Any time a transfer of ownership takes place on a property, the buyer or grantee (person receiving the property) is required by Michigan State Law to file a Property Transfer Affidavit with the local Assessor’s Office within 45 days of the transfer. The form can be found on the state’s website via www.michigan.gov and a keyword search for “property transfer affidavit,” or by going to the following link on the state’s website: https://michigan.michigan.gov/documents/l4260f_2688_7.pdf
The property transfer affidavit is a one page form that must be filed with the local Assessor’s Office for typical sales between unrelated buyers and sellers. In addition, it is also a required filing for any transfer of ownership.
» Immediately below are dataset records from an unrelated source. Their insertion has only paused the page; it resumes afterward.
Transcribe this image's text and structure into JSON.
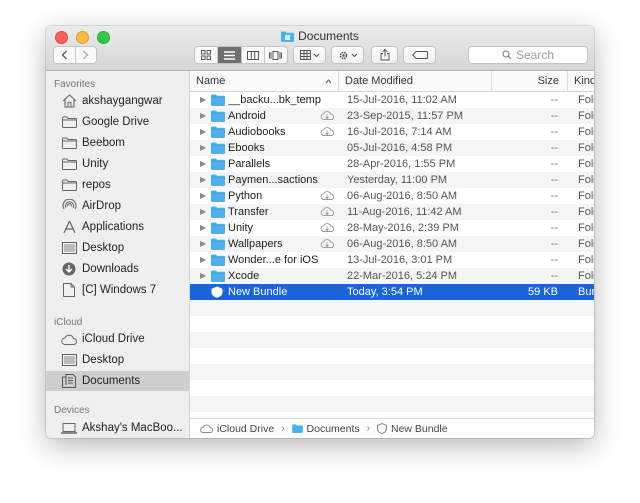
{
  "window": {
    "title": "Documents"
  },
  "toolbar": {
    "search_placeholder": "Search"
  },
  "sidebar": {
    "favorites_header": "Favorites",
    "favorites": [
      {
        "label": "akshaygangwar",
        "icon": "home-icon"
      },
      {
        "label": "Google Drive",
        "icon": "folder-icon"
      },
      {
        "label": "Beebom",
        "icon": "folder-icon"
      },
      {
        "label": "Unity",
        "icon": "folder-icon"
      },
      {
        "label": "repos",
        "icon": "folder-icon"
      },
      {
        "label": "AirDrop",
        "icon": "airdrop-icon"
      },
      {
        "label": "Applications",
        "icon": "applications-icon"
      },
      {
        "label": "Desktop",
        "icon": "desktop-icon"
      },
      {
        "label": "Downloads",
        "icon": "downloads-icon"
      },
      {
        "label": "[C] Windows 7",
        "icon": "document-icon"
      }
    ],
    "icloud_header": "iCloud",
    "icloud": [
      {
        "label": "iCloud Drive",
        "icon": "cloud-icon"
      },
      {
        "label": "Desktop",
        "icon": "desktop-icon"
      },
      {
        "label": "Documents",
        "icon": "documents-icon",
        "selected": true
      }
    ],
    "devices_header": "Devices",
    "devices": [
      {
        "label": "Akshay's MacBoo...",
        "icon": "laptop-icon"
      }
    ]
  },
  "columns": {
    "name": "Name",
    "date": "Date Modified",
    "size": "Size",
    "kind": "Kind"
  },
  "files": [
    {
      "name": "__backu...bk_temp",
      "date": "15-Jul-2016, 11:02 AM",
      "size": "--",
      "kind": "Folder",
      "cloud": false
    },
    {
      "name": "Android",
      "date": "23-Sep-2015, 11:57 PM",
      "size": "--",
      "kind": "Folder",
      "cloud": true
    },
    {
      "name": "Audiobooks",
      "date": "16-Jul-2016, 7:14 AM",
      "size": "--",
      "kind": "Folder",
      "cloud": true
    },
    {
      "name": "Ebooks",
      "date": "05-Jul-2016, 4:58 PM",
      "size": "--",
      "kind": "Folder",
      "cloud": false
    },
    {
      "name": "Parallels",
      "date": "28-Apr-2016, 1:55 PM",
      "size": "--",
      "kind": "Folder",
      "cloud": false
    },
    {
      "name": "Paymen...sactions",
      "date": "Yesterday, 11:00 PM",
      "size": "--",
      "kind": "Folder",
      "cloud": false
    },
    {
      "name": "Python",
      "date": "06-Aug-2016, 8:50 AM",
      "size": "--",
      "kind": "Folder",
      "cloud": true
    },
    {
      "name": "Transfer",
      "date": "11-Aug-2016, 11:42 AM",
      "size": "--",
      "kind": "Folder",
      "cloud": true
    },
    {
      "name": "Unity",
      "date": "28-May-2016, 2:39 PM",
      "size": "--",
      "kind": "Folder",
      "cloud": true
    },
    {
      "name": "Wallpapers",
      "date": "06-Aug-2016, 8:50 AM",
      "size": "--",
      "kind": "Folder",
      "cloud": true
    },
    {
      "name": "Wonder...e for iOS",
      "date": "13-Jul-2016, 3:01 PM",
      "size": "--",
      "kind": "Folder",
      "cloud": false
    },
    {
      "name": "Xcode",
      "date": "22-Mar-2016, 5:24 PM",
      "size": "--",
      "kind": "Folder",
      "cloud": false
    },
    {
      "name": "New Bundle",
      "date": "Today, 3:54 PM",
      "size": "59 KB",
      "kind": "Bundle",
      "cloud": false,
      "selected": true,
      "bundle": true
    }
  ],
  "pathbar": [
    "iCloud Drive",
    "Documents",
    "New Bundle"
  ],
  "colors": {
    "selection": "#1a63d8",
    "folder": "#4bb1ea",
    "close": "#fc605c",
    "minimize": "#fdbc40",
    "zoom": "#34c84a"
  }
}
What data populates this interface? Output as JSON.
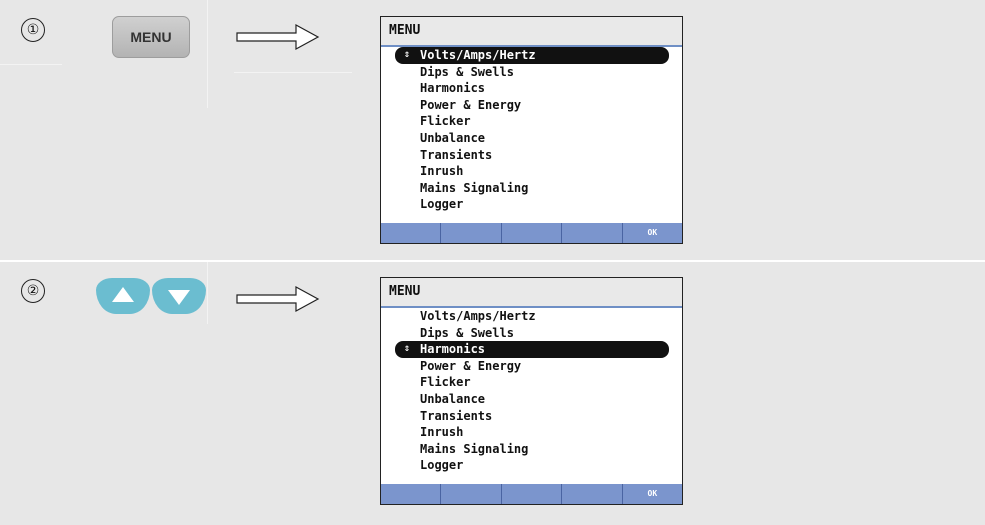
{
  "steps": [
    {
      "number": "①",
      "key_label": "MENU",
      "screen": {
        "title": "MENU",
        "items": [
          "Volts/Amps/Hertz",
          "Dips & Swells",
          "Harmonics",
          "Power & Energy",
          "Flicker",
          "Unbalance",
          "Transients",
          "Inrush",
          "Mains Signaling",
          "Logger"
        ],
        "selected_index": 0,
        "softkeys": [
          "",
          "",
          "",
          "",
          "OK"
        ]
      }
    },
    {
      "number": "②",
      "keys": [
        "up-arrow-icon",
        "down-arrow-icon"
      ],
      "screen": {
        "title": "MENU",
        "items": [
          "Volts/Amps/Hertz",
          "Dips & Swells",
          "Harmonics",
          "Power & Energy",
          "Flicker",
          "Unbalance",
          "Transients",
          "Inrush",
          "Mains Signaling",
          "Logger"
        ],
        "selected_index": 2,
        "softkeys": [
          "",
          "",
          "",
          "",
          "OK"
        ]
      }
    }
  ],
  "colors": {
    "row_background": "#e7e7e7",
    "arrow_key": "#6bbdd0",
    "softkey_bar": "#7b95cd",
    "selection": "#111111"
  }
}
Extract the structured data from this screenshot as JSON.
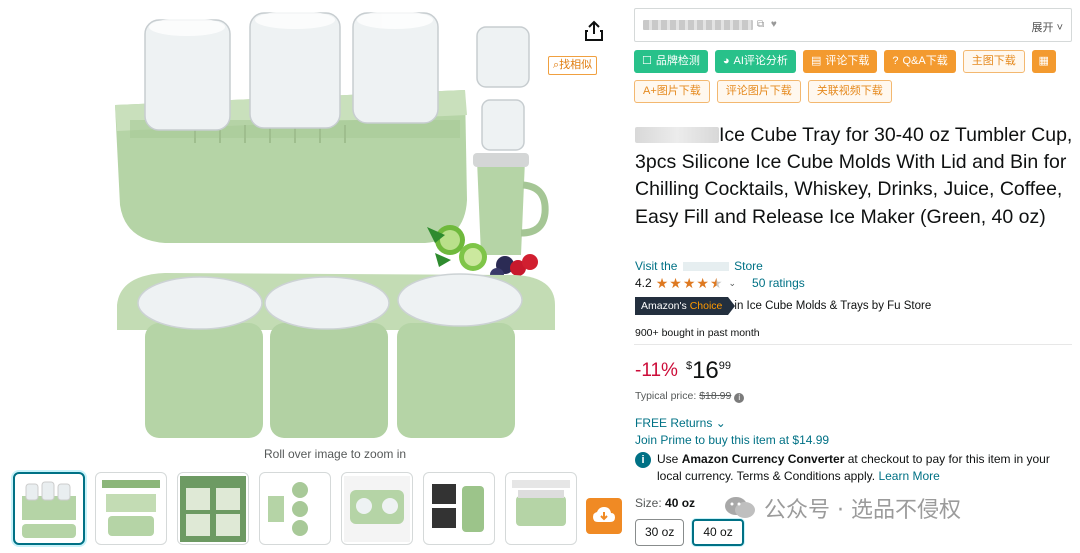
{
  "gallery": {
    "zoom_hint": "Roll over image to zoom in",
    "find_similar": "找相似",
    "thumbnail_count": 7
  },
  "plugin": {
    "search_expand": "展开",
    "row1": [
      "品牌检测",
      "AI评论分析",
      "评论下载",
      "Q&A下载",
      "主图下载"
    ],
    "row2": [
      "A+图片下载",
      "评论图片下载",
      "关联视频下载"
    ]
  },
  "product": {
    "title": "Ice Cube Tray for 30-40 oz Tumbler Cup, 3pcs Silicone Ice Cube Molds With Lid and Bin for Chilling Cocktails, Whiskey, Drinks, Juice, Coffee, Easy Fill and Release Ice Maker (Green, 40 oz)",
    "store_prefix": "Visit the",
    "store_suffix": "Store",
    "rating": "4.2",
    "ratings_count": "50 ratings",
    "badge_amazons": "Amazon's",
    "badge_choice": "Choice",
    "badge_category": "in Ice Cube Molds & Trays by Fu Store",
    "bought": "900+ bought in past month"
  },
  "price": {
    "discount": "-11%",
    "currency": "$",
    "whole": "16",
    "fraction": "99",
    "typical_label": "Typical price:",
    "typical_value": "$18.99"
  },
  "delivery": {
    "returns": "FREE Returns",
    "prime": "Join Prime to buy this item at $14.99",
    "note_pre": "Use ",
    "note_bold": "Amazon Currency Converter",
    "note_post": " at checkout to pay for this item in your local currency. Terms & Conditions apply. ",
    "learn_more": "Learn More"
  },
  "size": {
    "label": "Size:",
    "selected": "40 oz",
    "options": [
      "30 oz",
      "40 oz"
    ]
  },
  "watermark": {
    "text": "公众号 · 选品不侵权"
  },
  "colors": {
    "link": "#007185",
    "deal": "#cc0c39",
    "star": "#de7921",
    "plugin_green": "#28c18a",
    "plugin_orange": "#f39a2f"
  }
}
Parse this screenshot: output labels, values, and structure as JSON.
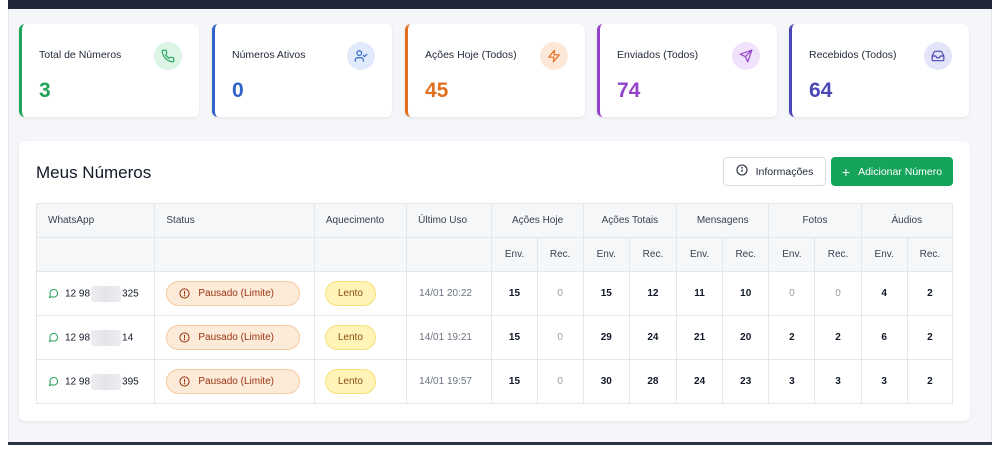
{
  "stats": [
    {
      "label": "Total de Números",
      "value": "3",
      "color": "#22a35a",
      "icon": "phone-icon",
      "icon_bg": "#dcf5e6"
    },
    {
      "label": "Números Ativos",
      "value": "0",
      "color": "#2f63c9",
      "icon": "user-check-icon",
      "icon_bg": "#e0eafb"
    },
    {
      "label": "Ações Hoje (Todos)",
      "value": "45",
      "color": "#e07020",
      "icon": "bolt-icon",
      "icon_bg": "#fde7d6"
    },
    {
      "label": "Enviados (Todos)",
      "value": "74",
      "color": "#9442c8",
      "icon": "send-icon",
      "icon_bg": "#f0e2fb"
    },
    {
      "label": "Recebidos (Todos)",
      "value": "64",
      "color": "#4a48b5",
      "icon": "inbox-icon",
      "icon_bg": "#e3e4f8"
    }
  ],
  "panel": {
    "title": "Meus Números",
    "info_button": "Informações",
    "add_button": "Adicionar Número"
  },
  "table": {
    "headers": {
      "whatsapp": "WhatsApp",
      "status": "Status",
      "aquecimento": "Aquecimento",
      "ultimo_uso": "Último Uso",
      "acoes_hoje": "Ações Hoje",
      "acoes_totais": "Ações Totais",
      "mensagens": "Mensagens",
      "fotos": "Fotos",
      "audios": "Áudios"
    },
    "sub": {
      "env": "Env.",
      "rec": "Rec."
    },
    "rows": [
      {
        "prefix": "12 98",
        "suffix": "325",
        "status": "Pausado (Limite)",
        "speed": "Lento",
        "last": "14/01 20:22",
        "hoje_env": "15",
        "hoje_rec": "0",
        "tot_env": "15",
        "tot_rec": "12",
        "msg_env": "11",
        "msg_rec": "10",
        "foto_env": "0",
        "foto_rec": "0",
        "aud_env": "4",
        "aud_rec": "2"
      },
      {
        "prefix": "12 98",
        "suffix": "14",
        "status": "Pausado (Limite)",
        "speed": "Lento",
        "last": "14/01 19:21",
        "hoje_env": "15",
        "hoje_rec": "0",
        "tot_env": "29",
        "tot_rec": "24",
        "msg_env": "21",
        "msg_rec": "20",
        "foto_env": "2",
        "foto_rec": "2",
        "aud_env": "6",
        "aud_rec": "2"
      },
      {
        "prefix": "12 98",
        "suffix": "395",
        "status": "Pausado (Limite)",
        "speed": "Lento",
        "last": "14/01 19:57",
        "hoje_env": "15",
        "hoje_rec": "0",
        "tot_env": "30",
        "tot_rec": "28",
        "msg_env": "24",
        "msg_rec": "23",
        "foto_env": "3",
        "foto_rec": "3",
        "aud_env": "3",
        "aud_rec": "2"
      }
    ]
  }
}
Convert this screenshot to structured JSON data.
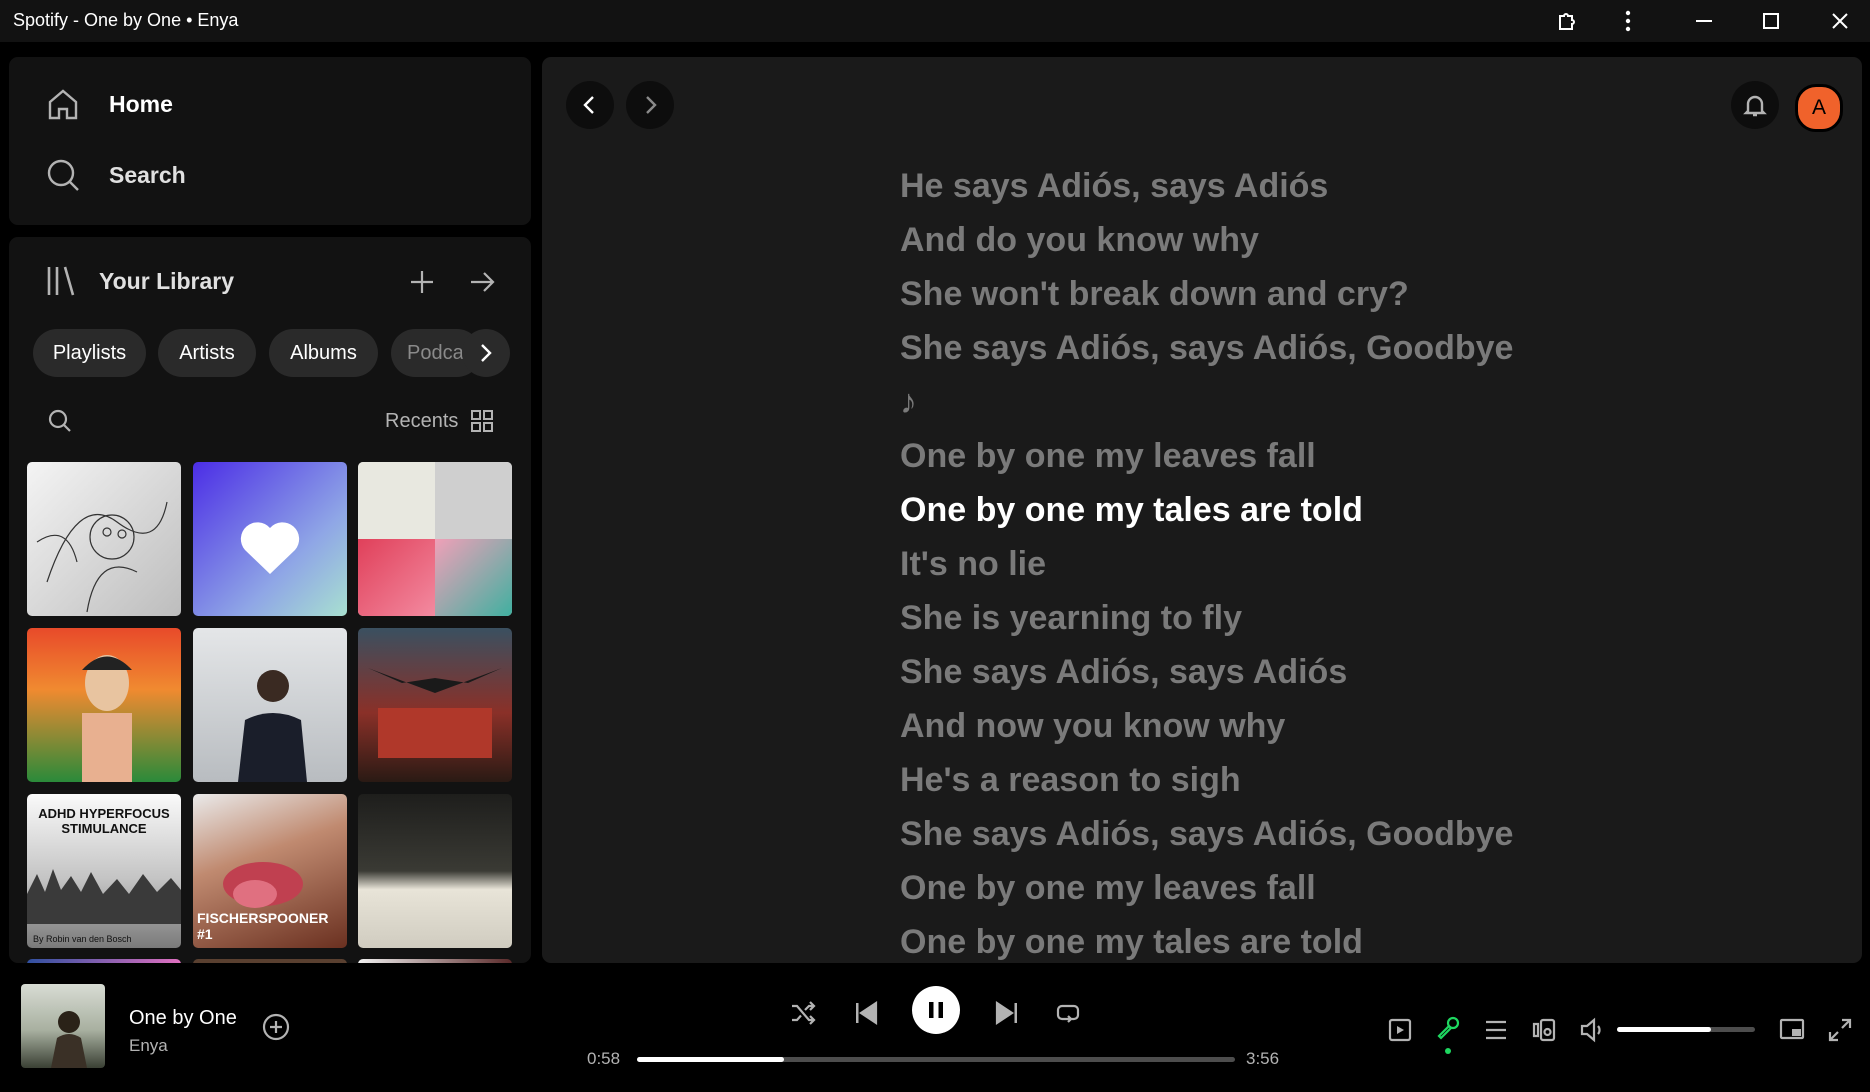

Some examples are a transfer to a trust, transfer to a spouse, sale of property using a land contract, quit claim deed, giving property to children or other estate planning transfers, foreclosures, etc.
The three main reasons this form is important to the local Assessor are:
1. The Assessor needs to know who the current owner of the property is so that the taxes are billed to the appropriate person.
2. The sale price must be given on this form, whether it was or wasn’t shown on the deed and whether or not the purchase price reflects the actual market value. The sale price is vitally important as it helps the local Assessor’s Office know what properties are currently selling for in the real estate market. Along with the sale price, items 10-15 on the form help the Assessor determine if the sale was a typical market transaction or if there were other factors that affected the sale price such as: purchasing from a relative at a discount, short sale at a reduced price before a foreclosure, a land contract with an excessive interest rate, or a purchase that included other items such as a vehicle or other personal property (appliances, furniture, etc.).
3. The transfer of ownership may or may not require an “uncapping” of the taxable value. Normally, the year after a property sells, the taxable value is “uncapped” and reset to whatever the property’s assessed value is. However, in some cases, the transfer of ownership may be exempt from “uncapping” of the taxable value. The information provided on the property transfer affidavit allows the Assessor to determine whether or not to uncap the taxable value.
Per state law, if this form is not timely filed with the local Assessor’s Office within 45 days of the transfer of ownership, a penalty of $5/day (maximum $200) will be applied to the winter tax bill on the property. Filing of the form by the buyer is a win/win situation that ensures the correct person receives the tax bills and that the Assessor’s Office gains valuable information about sales activity in the local market.